Validation Cohort—Subjects, MRI, and Genotyping

Subjects were healthy adults of Dutch descent included in the Nijmegen Brain Imaging Genetics cohort [41,42]. None reported any neurological or psychiatric history. Research was approved by the CMO Region Arnhem-Nijmegen ethics committee. All participants gave written informed consent prior to participation. Imaging data was available or generated for 1276 subjects (all Caucasian) typed for each of rs12102024 and rs1051288, and 2621 individuals (2383 Caucasian) typed for rs4778298 (S3 Table). T1-weighted anatomical scans were acquired for previous work using a 1.5T or 3T Siemens scanner. rs12102024 and rs1051288 genotypes, obtained by Affymetrix GeneChip SNP 6.0 array, were likewise generated previously [43]. rs4778298 was genotyped for this study at the Max Planck Institute in Nijmegen using a custom KASP assay (LGC Genomics). The assay was validated by Sanger sequencing of randomly-selected samples.

Image processing

Scans were processed using FreeSurfer 5.3 [44,45]. For discovery cohort subjects, segmentation was confirmed by inspection of a midline saggital section. Volumes, surface areas, and thicknesses for all regions in the Desikan-Killany atlas [46] were acquired. Analyses were, however, tightly restricted to the lh.insula, rh.ACC, CC, lh.temp.WM, and lh.SMG, regions of interest (ROIs) shown previously to be sensitive to CNVs at BP1-2 [4]. Volume of the rh.caudalanteriorcingulate was taken to represent the rh.ACC, and the volumes of five individually segmented callosal subregions (anterior, mid anterior, central, mid posterior, and posterior) as the CC. lh.tempWM was defined as white matter within the: left bank of the superior temporal sulcus, left entorhinal cortex, left fusiform gyrus, left inferior-temporal cortex, left middle-temporal cortex, left parahippocampal cortex, left superior-temporal cortex, and left temporal pole. Because FreeSurfer does not output surface area or thickness of subcortical regions, the CC and lh.temp.WM were only included for analysis of volume.

Statistical Analyses

In the discovery cohort, associations of individual SNP-ROI pairs were examined using R [47] according to the following linear regression model: Volume of ROI = α + β1(variant) + β2(age) + β3(gender) + β4(ethnicity) + β5(handedness) + β6(total brain volume) + ε, in which α is the intercept and ε random error.
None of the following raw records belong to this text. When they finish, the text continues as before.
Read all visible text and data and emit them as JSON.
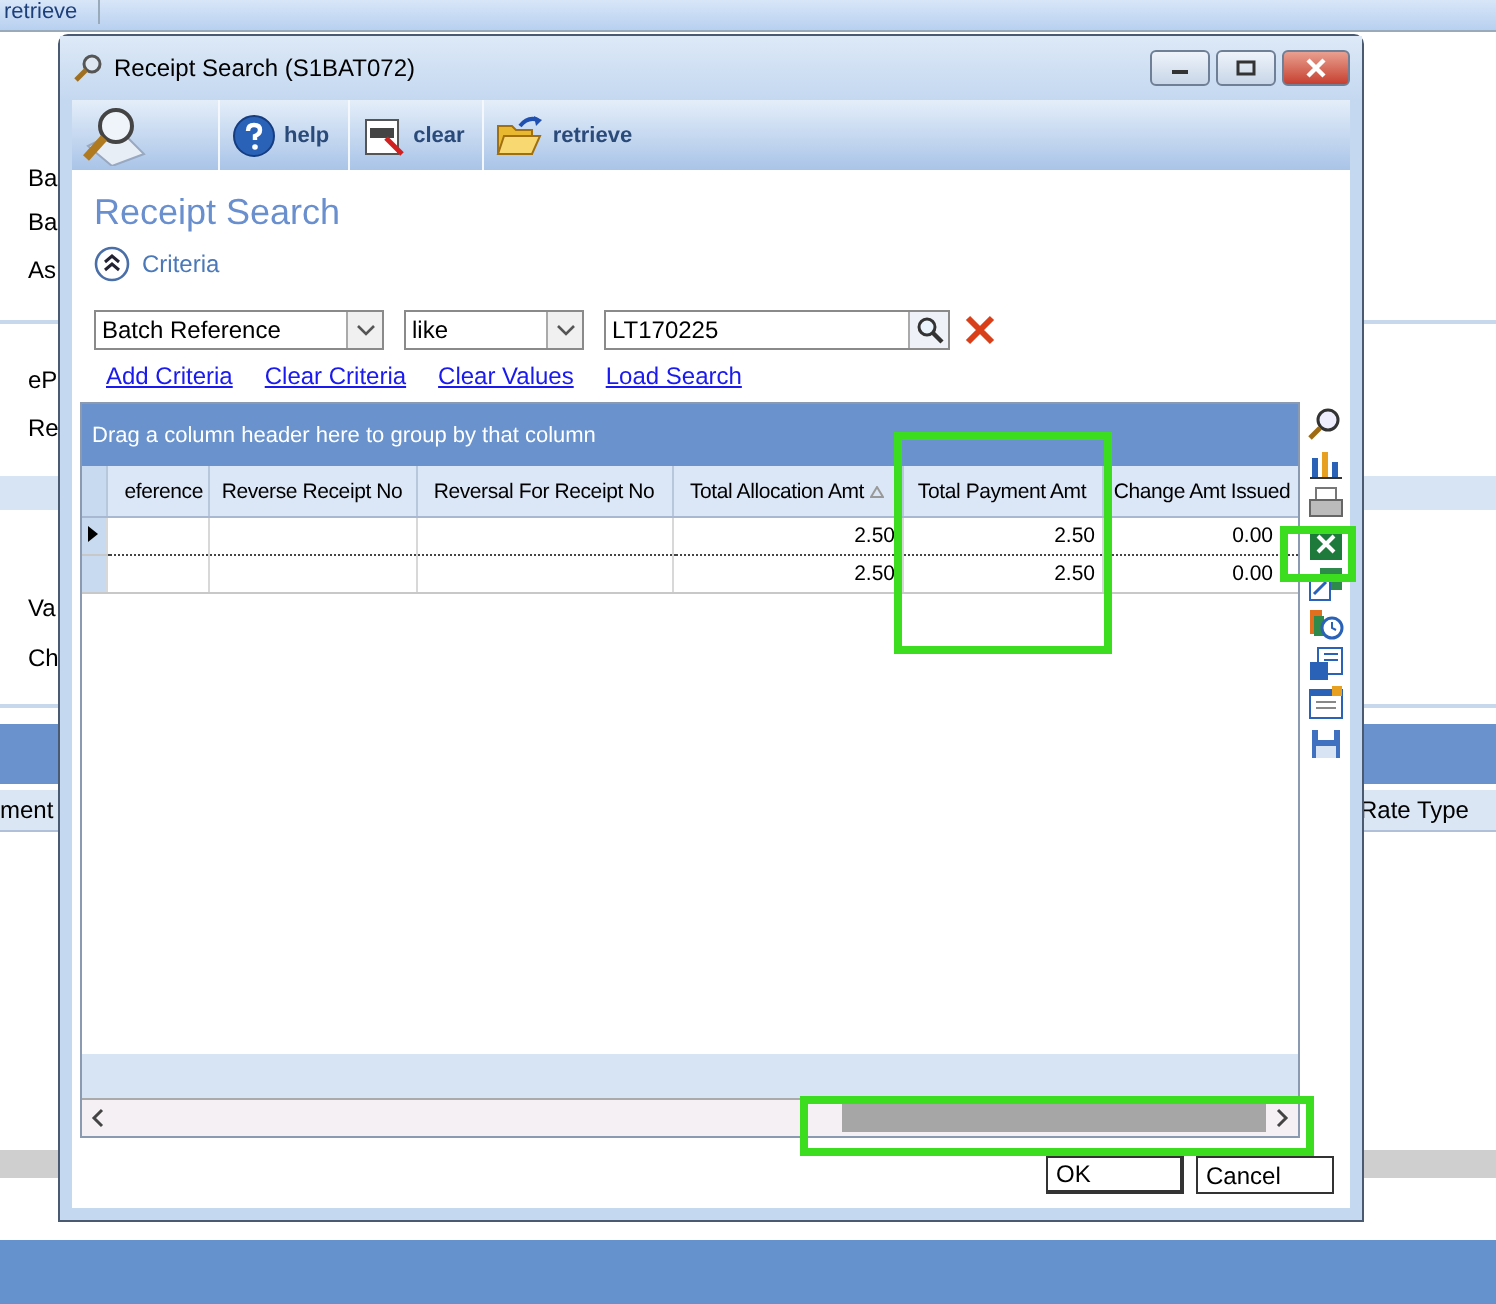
{
  "background_app": {
    "toolbar_label": "retrieve",
    "labels": [
      "Ba",
      "Ba",
      "As",
      "eP",
      "Re",
      "Va",
      "Ch"
    ],
    "columns": [
      "ment",
      "Rate Type"
    ]
  },
  "window": {
    "title": "Receipt Search (S1BAT072)"
  },
  "toolbar": [
    {
      "label": "help",
      "kind": "help"
    },
    {
      "label": "clear",
      "kind": "clear"
    },
    {
      "label": "retrieve",
      "kind": "folder"
    }
  ],
  "heading": "Receipt Search",
  "criteria": {
    "label": "Criteria",
    "expanded": true
  },
  "filter": {
    "field": "Batch Reference",
    "operator": "like",
    "value": "LT170225"
  },
  "links": [
    "Add Criteria",
    "Clear Criteria",
    "Clear Values",
    "Load Search"
  ],
  "grid": {
    "group_hint": "Drag a column header here to group by that column",
    "columns": [
      {
        "label": "eference",
        "sorted": false
      },
      {
        "label": "Reverse Receipt No",
        "sorted": false
      },
      {
        "label": "Reversal For Receipt No",
        "sorted": false
      },
      {
        "label": "Total Allocation Amt",
        "sorted": true
      },
      {
        "label": "Total Payment Amt",
        "sorted": false
      },
      {
        "label": "Change Amt Issued",
        "sorted": false
      }
    ],
    "rows": [
      {
        "current": true,
        "cells": [
          null,
          null,
          null,
          "2.50",
          "2.50",
          "0.00"
        ]
      },
      {
        "current": false,
        "cells": [
          null,
          null,
          null,
          "2.50",
          "2.50",
          "0.00"
        ]
      }
    ]
  },
  "buttons": [
    {
      "label": "OK",
      "default": true
    },
    {
      "label": "Cancel",
      "default": false
    }
  ]
}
For analysis of surface area and cortical thickness, total brain surface area and mean cortical thickness of the whole brain were used for β6, respectively. To assess the aggregate effect of individual SNPs across ROIs, the sum of chi-square statistics (X20) was calculated and its significance (ppermutation corrected < 0.05) was evaluated by permutation with 10,000 replicates (X2n). By aggregating effects across ROIs for each SNP, we were able to perform only one test for each anatomical trait (volume, surface area, and thickness), improving power to detect any effects present. In the validation cohort, three SNP-ROI pairs were tested in PLINK [48] under a linear regression model as above, but scanner field strength was included and handedness omitted. Handedness was not included as a covariate in our analysis of data from the validation cohort. Left handed individuals made up less than 5% of subjects and previously published work in this cohort saw no relationship between handedness and any regional measure of surface area [49].

Gene Expression

Normalized expression data (Human Exon 1.0 ST, Affymetrix) for 1231 human brain samples from 134 individuals (16–102 at death; mean age 59) and corresponding genotypes (Omni 1M Immunochip, Illumina) were downloaded from BRAINEAC [50]. The relationship between expression (averaged across brain regions) and genotype was modeled using linear regression to identify expression quantitative trait loci (eQTL) variants. No correction for multiple comparisons was performed because only one probe (Affymetrix 3583676), specific for the 5’ UTR of CYFIP1short, was tested. For evaluating the relationship between levels of CYFIP1short and candidate TFs, Pearson's correlation coefficients were calculated, and significance assessed using an F-test based on a lack-of-fit sum-of-squares method.

TF Binding

50 bps of genomic sequence on either side of each CYFIP1short eQTL variant was extracted from the UCSC browser (Hg19). Sequences (1 per allele) were screened against human Position Weight Matrices (PWMs) in JASPAR, a database of TF binding profiles, using the Transcription Factor Binding Site Tools package [51,52]. Matches were defined as having a relative score ≥0.8. For differential binding, information content ≥1 at the variable base within the PWM was required.

Results

Common genetic variation at BP1-2 is associated with inter-individual differences in brain structure

We performed targeted genetic association analyses in a discovery cohort (S1 Table). 52 tag-SNPs from the BP1-2 region were genotyped (S2 Table), and the relationships to volume, surface area, and thickness at predefined ROIs examined under an additive model. Hypothesizing that common regulatory variants within the interval would give rise to effects like those seen in rare CNV carriers, we restricted analyses to ROIs shown previously to be sensitive to BP1-2 dosage [4]. Significant associations were observed (Fig 1A and S4 Table). The strongest signal (rs4778298 at CYFIP1; ppermutation corrected = 5.6x10-3; Fig 1B) became more pronounced after limiting analysis to Caucasians (ppermutation corrected = 1.0x10-4; Fig 1B). Finally, even if an overly stringent Bonferonni correction is used to account for the 3 endpoints examined, p-values of 1.7x10-2 and 3.3x10-4 are observed. Counter to our initial hypothesis that common regulatory variants might uniformly impact all BP1-2 sensitive brain regions, effects were attributable to individual ROIs (Fig 2A and S5 Table). A post-hoc permutation analysis, accounting for all 52 tag-SNPs and ROIs, revealed a significant association between rs4778298 and lh.SMG surface area in Caucasians (ppermutation corrected = 7.5x10-3; see S6 Table). Linear effects at the CC and lh.SMG were observed for rs12102024 and rs4778298, respectively, consistent with an effect of gene dosage (Fig 2B).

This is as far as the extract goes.